I’ve finished Bob Woodward’s book Fear, and the title is apt. Nothing in the book was a surprise; the gradually building story is devastating. This is a frightening account of a very limited, very damaged man with a feral cunning for manipulation who now occupies the most powerful job in the world — with few guard rails to keep him from wreaking havoc. Many of the people referenced in the book who were able to distract him and derail his worst impulses are gone: Rob Porter, Gary Cohn. The people who are left are, with few exceptions, enablers.

The other night Hillary Clinton was on Rachel Maddow’s show. Clinton repeatedly said things like “what are the facts?” and “where is the evidence?”. Trump values neither facts nor evidence. He has supreme confidence in his own instincts, no matter how misguided, ignorant, or foolish.

Will enough Trump voters come to their senses for the upcoming November election, and before the presidential election in 2020, to put an end to this disaster? We don’t know, do we?

Reading Woodward’s Book Fear

I’m working my way through the Woodward book, stopping to reflect as I read. All of the nuggets we’ve seen mentioned on cable news are there, and comport with what we see of Trump every day.

What comes through more strongly in the book than I had thought about before is that Trump is like the crazy uncle in the attic, wandering around the White House while the business of the country is carried on by his mostly B-team cabinet officials, relatives, hangers on, or ex Fox news people. Trump spends hours a day watching television and talking on the phone to his cronies and drinking soda. Literally. He doesn’t come down to the office until around 11 am, and once there the TV’s are immediately turned to Fox News. I suspect he foregoes the PDB, the president’s daily briefing. Too many words. I don’t know on whom we are relying for presidential judgment regarding the crises of the day, but it isn’t Trump. Whatever else recent presidents used to do on a daily basis — talk with world leaders, attend meetings and have briefings, consult with cabinet officials and military leaders — Trump isn’t doing that. Someone else is — probably a lot of someones.

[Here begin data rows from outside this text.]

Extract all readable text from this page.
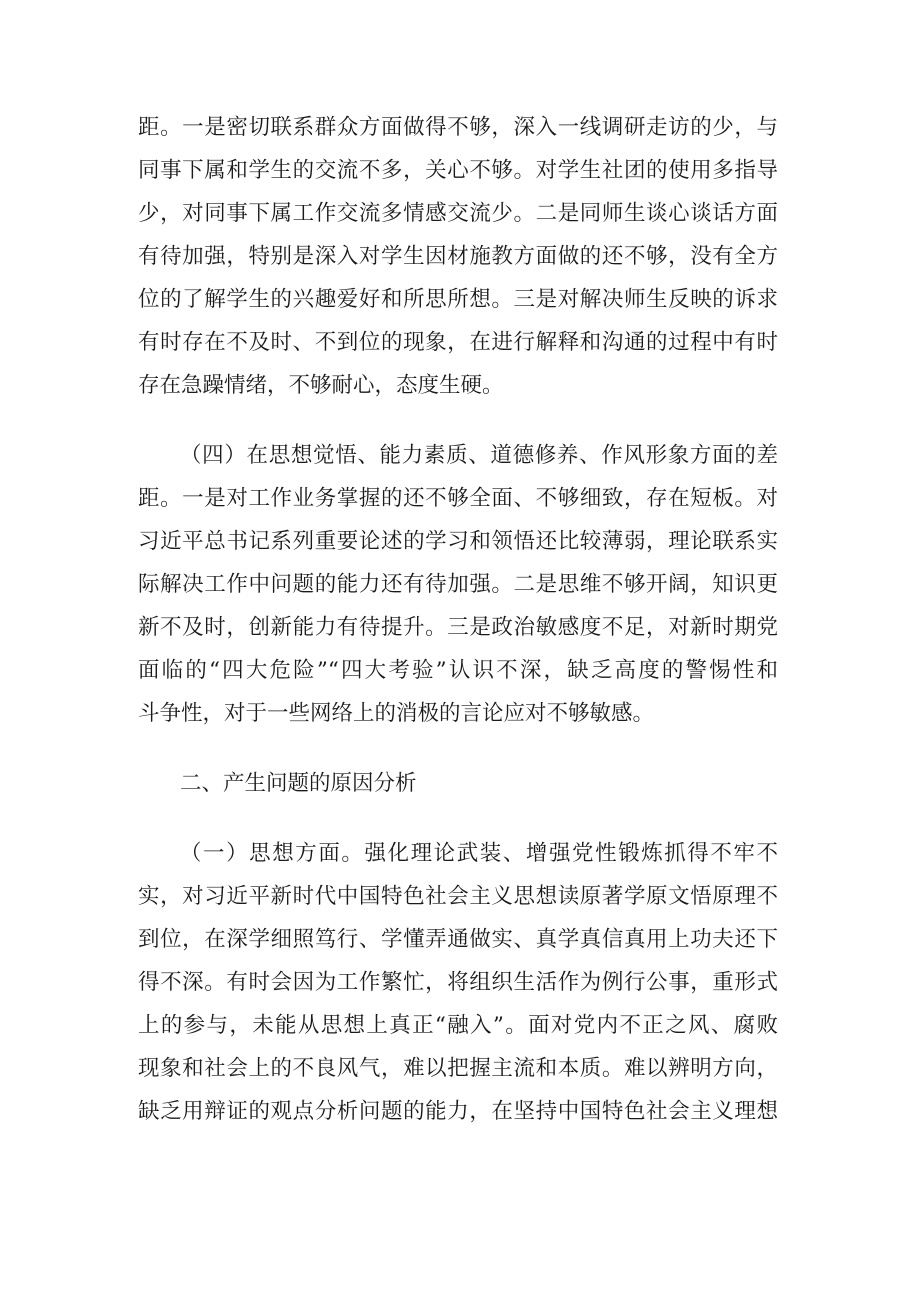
距。一是密切联系群众方面做得不够，深入一线调研走访的少，与
同事下属和学生的交流不多，关心不够。对学生社团的使用多指导
少，对同事下属工作交流多情感交流少。二是同师生谈心谈话方面
有待加强，特别是深入对学生因材施教方面做的还不够，没有全方
位的了解学生的兴趣爱好和所思所想。三是对解决师生反映的诉求
有时存在不及时、不到位的现象，在进行解释和沟通的过程中有时
存在急躁情绪，不够耐心，态度生硬。
（四）在思想觉悟、能力素质、道德修养、作风形象方面的差
距。一是对工作业务掌握的还不够全面、不够细致，存在短板。对
习近平总书记系列重要论述的学习和领悟还比较薄弱，理论联系实
际解决工作中问题的能力还有待加强。二是思维不够开阔，知识更
新不及时，创新能力有待提升。三是政治敏感度不足，对新时期党
面临的“四大危险”“四大考验”认识不深，缺乏高度的警惕性和
斗争性，对于一些网络上的消极的言论应对不够敏感。
二、产生问题的原因分析
（一）思想方面。强化理论武装、增强党性锻炼抓得不牢不
实，对习近平新时代中国特色社会主义思想读原著学原文悟原理不
到位，在深学细照笃行、学懂弄通做实、真学真信真用上功夫还下
得不深。有时会因为工作繁忙，将组织生活作为例行公事，重形式
上的参与，未能从思想上真正“融入”。面对党内不正之风、腐败
现象和社会上的不良风气，难以把握主流和本质。难以辨明方向，
缺乏用辩证的观点分析问题的能力，在坚持中国特色社会主义理想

A point I wrote about earlier — my belief that Trump isn’t smart — is confirmed not only by the book, but in this latest round of tariffs with China. Trump has fundamental misconceptions about a lot of things, and he holds on to them tenaciously even when corrected by his senior people. He believes, or says he believes, that China is paying us billions in tariffs. Actually, the tariffs are paid by the end consumer: American families.

Trump is, in office, just what he’s always been: the reality star, the performer. The U.S. presidency is looking more and more like The Apprentice, but the stakes are so very much higher.